A propos de la séance Outre corps

Le corps n'est pas restreint  à son enveloppe physique, pas plus que le film ne se réduit à ses supports. Tous deux excèdent leurs frontières respectives dans de multiples passages ou métissages qui s'opèrent entre la matière des images, les états du corps et les différentes temporalités qui les traversent. Depuis son invention, le cinéma travaille avec ces questions des représentations du corps et de ses figures, le plus souvent dans le corps même du film. Que se passe-t-il alors lorsque le corps sort de ses limites ? Comment, avec ses formes et moyens propres, le cinéma se saisit de ces débords ? Quel autre type de corps, cosmogonie ou constellation, produit cet éclatement des frontières ? Autant de questions plastiques et esthétiques, parmi bien d'autres, qui sont au cœur de ce programme.


Les réalisateurs

CÉLINE OHANESSIAN
est née en 1973 à Trévoux (France). Elle vit et travaille à Lyon. Diplômée de l’Université de Lyon II (option photographie), son travail a été exposé à l'ICA (Londres) et au New Works Festival à Leicester (Angletere). En 2008, elle commence une série de films courts intitulée "deuil". "Un corps vivant" est le premier de cette série.

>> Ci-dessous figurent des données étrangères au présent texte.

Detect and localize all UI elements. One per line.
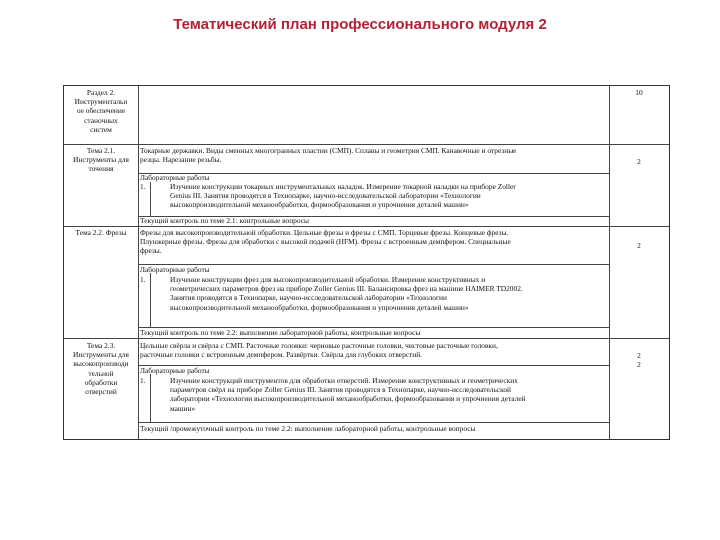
topic-2-3-control: Текущий /промежуточный контроль по теме 2.2: выполнение лабораторной работы, контрольные вопросы <box>140 424 476 433</box>
topic-2-1-lab-num: 1. <box>140 182 146 191</box>
column-divider-left <box>138 86 139 439</box>
section-hours: 10 <box>635 88 643 97</box>
column-divider-right <box>609 86 610 439</box>
topic-2-3-lab-text: Изучение конструкций инструментов для обработки отверстий. Измерение конструктивных и геометрических параметров свёрл на приборе Zoller Genius III. Занятия проводятся в Технопарке, научно-исследовательской лаборатории «Технологии высокопроизводительной механообработки, формообразования и упрочнения деталей машин» <box>170 376 526 413</box>
topic-2-3-lab-title: Лабораторные работы <box>140 366 210 375</box>
row-divider-topic3 <box>64 338 669 339</box>
topic-2-3-lab-num: 1. <box>140 376 146 385</box>
lab1-num-divider <box>150 182 151 216</box>
row-divider-section <box>64 144 669 145</box>
topic-2-2-lab-text: Изучение конструкции фрез для высокопроизводительной обработки. Измерение конструктивных и геометрических параметров фрез на приборе Zoller Genius III. Балансировка фрез на машине HAIMER TD2002. Занятия проводятся в Технопарке, научно-исследовательской лаборатории «Технологии высокопроизводительной механообработки, формообразования и упрочнения деталей машин» <box>170 275 523 312</box>
topic-2-1-lab-title: Лабораторные работы <box>140 173 210 182</box>
lab3-num-divider <box>150 374 151 422</box>
topic-2-2-lab-num: 1. <box>140 275 146 284</box>
topic-2-2-control: Текущий контроль по теме 2.2: выполнение лабораторной работы, контрольные вопросы <box>140 328 421 337</box>
topic-2-3-content: Цельные свёрла и свёрла с СМП. Расточные головки: черновые расточные головки, чистовые расточные головки, расточные головки с встроенным демпфером. Развёртки. Свёрла для глубоких отверстий. <box>140 341 498 360</box>
topic-2-1-hours: 2 <box>637 157 641 166</box>
row-divider-topic2 <box>64 226 669 227</box>
topic-2-1-label: Тема 2.1. Инструменты для точения <box>73 146 129 174</box>
section-label: Раздел 2. Инструментальн ое обеспечение станочных систем <box>74 88 128 134</box>
topic-2-2-content: Фрезы для высокопроизводительной обработки. Цельные фрезы и фрезы с СМП. Торцевые фрезы. Концевые фрезы. Плунжерные фрезы. Фрезы для обработки с высокой подачей (HFM). Фрезы с встроенным демпфером. Специальные фрезы. <box>140 228 511 256</box>
topic-2-2-hours: 2 <box>637 241 641 250</box>
topic-2-2-lab-title: Лабораторные работы <box>140 265 210 274</box>
thematic-plan-table <box>63 85 670 440</box>
topic-2-1-lab-text: Изучение конструкции токарных инструментальных наладок. Измерение токарной наладки на приборе Zoller Genius III. Занятия проводятся в Технопарке, научно-исследовательской лаборатории «Технологии высокопроизводительной механообработки, формообразования и упрочнения деталей машин» <box>170 182 516 210</box>
topic-2-3-hours: 2 2 <box>637 351 641 370</box>
lab2-num-divider <box>150 273 151 327</box>
row-divider-control3 <box>138 422 609 423</box>
topic-2-2-label: Тема 2.2. Фрезы <box>75 228 127 237</box>
topic-2-1-control: Текущий контроль по теме 2.1: контрольные вопросы <box>140 216 309 225</box>
topic-2-1-content: Токарные державки. Виды сменных многогранных пластин (СМП). Сплавы и геометрия СМП. Канавочные и отрезные резцы. Нарезание резьбы. <box>140 146 517 165</box>
page-title: Тематический план профессионального модуля 2 <box>173 16 547 33</box>
topic-2-3-label: Тема 2.3. Инструменты для высокопроизводи тельной обработки отверстий <box>73 341 129 397</box>
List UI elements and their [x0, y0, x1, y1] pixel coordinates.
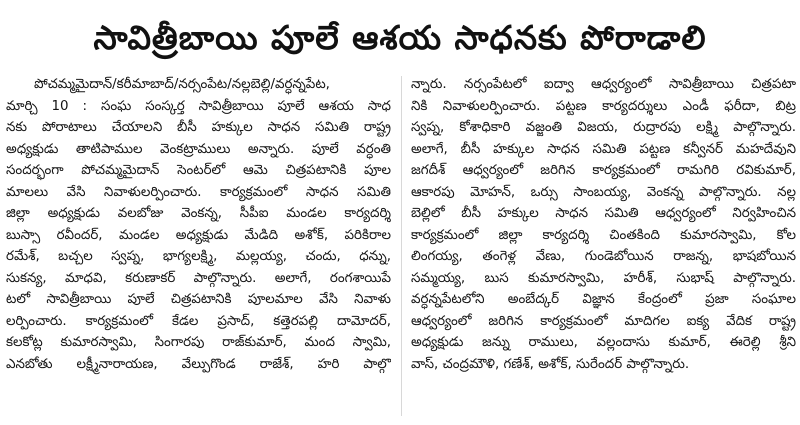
body-line: వాస్, చంద్రమౌళి, గణేశ్, అశోక్, సురేందర్ పాల్గొన్నారు.	[411, 356, 690, 372]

BILL VIOLA est né en 1951 à New York. Diplômé de la Syracuse University, il est l'un des pionniers de l’art vidéo. En 1973, il étudie la musique avec le compositeur David Tudor. Il fera parti de son groupe et réalisera avec celui-ci plusieurs performances sonores à travers le monde. Bill Viola expose pour la première fois aux Etats-Unis en 1972. L’artiste s’intéresse aux philosophies orientales, aux religions, au mysticisme, aux cultures des pays qu’il découvre lors de ses voyages (Japon, Europe..). Mais aussi au cinéma, à la musique (John Cage) et à la condition humaine, notamment « au passage entre la vie et la mort ».

STEPHEN DWOSKIN est né à New York en 1939 et émigre en Grande-Bretagne en 1964. Il fut essentiellement défendu par les tenants du cinéma d'avant-garde. Plasticien de formation, il est un participant actif dès 1960 au New American Cinema aux côtés de Jonas Mekas. En 1966, il co-fonde la London Film-Makers Coop. Refusant le radicalisme ascétique de ces collègues anglais, il s'attache à saisir la vérité intérieure des sujets, en général féminins, que traque sa caméra.